Using the "it's only anecdotal" strategy here seems a bit bizarre.
How could you do a non-anecdotal experiment in this area?
Of it's nature the data in this area has to be anecdotal.
You raise a good point. However, I utterly disagree with you. I can think of several ways to come up with real evidence (not anecdotal observations) if reincarnation were a fact.
First, I think reincarnation advocates have the cart before the horse. They have an idea and are looking to support it, rather than following observations and looking at all the available evidence.
If reincarnation arguments aren't merely apologetics (where they start with a belief, then try to build a case to support that position), then the only "phenomenon" the theory of reincarnation is trying to explain are these children's stories, which are collected as anecdotes.

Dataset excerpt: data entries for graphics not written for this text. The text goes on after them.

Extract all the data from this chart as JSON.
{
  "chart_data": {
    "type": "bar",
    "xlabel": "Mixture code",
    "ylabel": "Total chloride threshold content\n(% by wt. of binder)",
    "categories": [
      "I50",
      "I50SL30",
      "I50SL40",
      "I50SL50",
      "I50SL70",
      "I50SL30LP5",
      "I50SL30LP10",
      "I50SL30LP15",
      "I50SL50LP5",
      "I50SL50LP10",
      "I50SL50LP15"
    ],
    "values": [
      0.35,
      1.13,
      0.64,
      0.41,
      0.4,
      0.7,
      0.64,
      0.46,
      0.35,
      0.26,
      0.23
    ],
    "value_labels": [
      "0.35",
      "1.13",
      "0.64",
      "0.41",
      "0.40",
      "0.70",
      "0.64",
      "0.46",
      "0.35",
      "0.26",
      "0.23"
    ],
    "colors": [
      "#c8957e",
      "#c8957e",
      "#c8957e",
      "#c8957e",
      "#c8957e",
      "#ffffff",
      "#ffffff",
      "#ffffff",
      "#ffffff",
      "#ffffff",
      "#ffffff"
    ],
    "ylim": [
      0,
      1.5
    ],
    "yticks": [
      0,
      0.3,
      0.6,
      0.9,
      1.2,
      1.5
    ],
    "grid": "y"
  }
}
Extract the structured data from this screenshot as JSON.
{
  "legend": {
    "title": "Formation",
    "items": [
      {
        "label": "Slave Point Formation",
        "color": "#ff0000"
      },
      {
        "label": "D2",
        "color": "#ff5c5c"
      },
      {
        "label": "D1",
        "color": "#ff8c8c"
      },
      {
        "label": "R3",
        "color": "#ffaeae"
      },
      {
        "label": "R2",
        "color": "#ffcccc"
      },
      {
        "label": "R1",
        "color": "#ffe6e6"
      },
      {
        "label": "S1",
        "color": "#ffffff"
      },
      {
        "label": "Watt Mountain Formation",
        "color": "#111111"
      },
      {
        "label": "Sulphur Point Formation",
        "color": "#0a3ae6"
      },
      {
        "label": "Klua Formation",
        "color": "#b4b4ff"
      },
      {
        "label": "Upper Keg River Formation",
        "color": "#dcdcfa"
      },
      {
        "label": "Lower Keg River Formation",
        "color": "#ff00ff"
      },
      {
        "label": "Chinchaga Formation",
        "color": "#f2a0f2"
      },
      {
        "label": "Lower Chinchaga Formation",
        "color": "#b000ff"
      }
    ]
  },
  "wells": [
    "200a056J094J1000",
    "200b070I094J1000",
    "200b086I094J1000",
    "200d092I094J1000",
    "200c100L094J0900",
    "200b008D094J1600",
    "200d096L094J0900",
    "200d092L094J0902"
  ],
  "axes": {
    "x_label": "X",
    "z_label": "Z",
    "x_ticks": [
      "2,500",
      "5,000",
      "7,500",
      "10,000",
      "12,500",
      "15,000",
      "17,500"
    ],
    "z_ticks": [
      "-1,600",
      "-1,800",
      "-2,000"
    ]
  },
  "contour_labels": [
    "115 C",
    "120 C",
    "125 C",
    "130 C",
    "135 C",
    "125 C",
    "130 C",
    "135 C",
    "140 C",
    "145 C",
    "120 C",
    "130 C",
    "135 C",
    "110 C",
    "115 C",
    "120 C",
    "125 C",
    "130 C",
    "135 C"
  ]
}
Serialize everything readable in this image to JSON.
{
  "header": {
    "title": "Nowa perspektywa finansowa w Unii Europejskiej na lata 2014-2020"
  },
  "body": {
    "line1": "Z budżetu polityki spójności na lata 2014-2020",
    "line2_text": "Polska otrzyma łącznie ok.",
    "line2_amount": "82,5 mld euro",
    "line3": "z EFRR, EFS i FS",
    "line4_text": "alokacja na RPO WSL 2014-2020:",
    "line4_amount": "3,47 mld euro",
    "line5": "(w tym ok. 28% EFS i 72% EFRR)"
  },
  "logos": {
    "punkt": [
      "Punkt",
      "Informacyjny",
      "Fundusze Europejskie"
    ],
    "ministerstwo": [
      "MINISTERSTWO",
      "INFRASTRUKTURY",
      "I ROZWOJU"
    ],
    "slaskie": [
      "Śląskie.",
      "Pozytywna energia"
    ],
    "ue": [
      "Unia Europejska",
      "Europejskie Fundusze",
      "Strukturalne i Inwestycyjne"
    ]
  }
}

As PlumJam correctly points out, that's really the only way these stories would ever come to our attention. Surely we couldn't take a given number of children and isolate them from confounding influences until they're old enough to talk and then see what sort of past life memories they've got--and with what frequency etc. So there's no way to know how much of these stories were "fixed" memories (supplied by prompting from the family, confabulation, outright fabrication, etc.)
So, if the question is how best to explain these stories, I've already pointed out that Occam's Razor strongly prefers the mundane explanations. But, that's not evidence, that's just pointing out that if you did find evidence of reincarnation, you'd have to overhaul an awful lot of what we know about neuroscience, memory, language, etc.
Back to PJ's question, "How could you do a non-anecdotal experiment in this area?"
One way is to test one of these kids. You'd have to come up with several bits of information that are not likely to be known by the kid or the family (or the neighborhood) etc. Then, ask the kid questions based on those bits of information. If he can remember some details about a past life, we should expect him to remember others. The problem with anecdotes is that much is made of a "hit" with no consideration of a great many "misses".
I know there are stories of similar tests being done with reincarnations of holy men (where the kid is supposed to pick out possessions that belonged to the deceased llama or whatever), but those can hardly said to be done in controlled circumstances. (I tend to doubt the veracity of their retelling since those who profess them have pretty strongly vested interests in proving that the kid is the reincarnation.) At least they're on the right track. It is most certainly possible to come up with non-anecdotal tests of the kids' stories.
Another line of non-anecdotal evidence is related to the stuff I brought up earlier. If there's a disembodied something that holds memories of past life, we should expect some brain structure to interact with that. If reincarnation were real, we could presumably find such structures and maybe even detect and measure that disembodied something.
Granted, absence of this evidence doesn't prove that the thing doesn't exist, but this is a type of non-anecdotal evidence that would be possible. This is the sort of thing it would take for me to reconsider my position. You have to admit that nothing exists except anecdotal evidence.
Memory is very plastic, and that's really all we're dealing with here. There are no controls on the information the kid might have been exposed to from other sources.
The mundane explanation that I accept (in the absence of any other evidence) is that in a culture where a lot of people take reincarnation as an assumed fact, you have a toddler doing some random behavior. Someone in the family or community thinks that behavior is similar to a behavior or mannerism of someone recently deceased, and starts talking about the kid being the reincarnation of that person. From there, everyone begins collecting (or inventing) proof of that. (No one considers the great many behaviors the kid does that look NOTHING like the supposed previous life.) The accounts of what the child actually did or said get lost in the developing story that gets spread around. At the same time, the kid is pretty much taught to "remember" (it's very easy to implant false memories) events from that person's life.
With this explanation, no disembodied thing that can somehow store memories is required. No brain structures that somehow upload and download these memories (or otherwise interact with the disembodied thing) are required. There are no conflicts with what is known about memory, language, brain function or neuroscience in general. It's much more parsimonious.
So if you weigh ALL the evidence, it points to the mundane explanation. As a skeptic, that's the one I provisionally accept.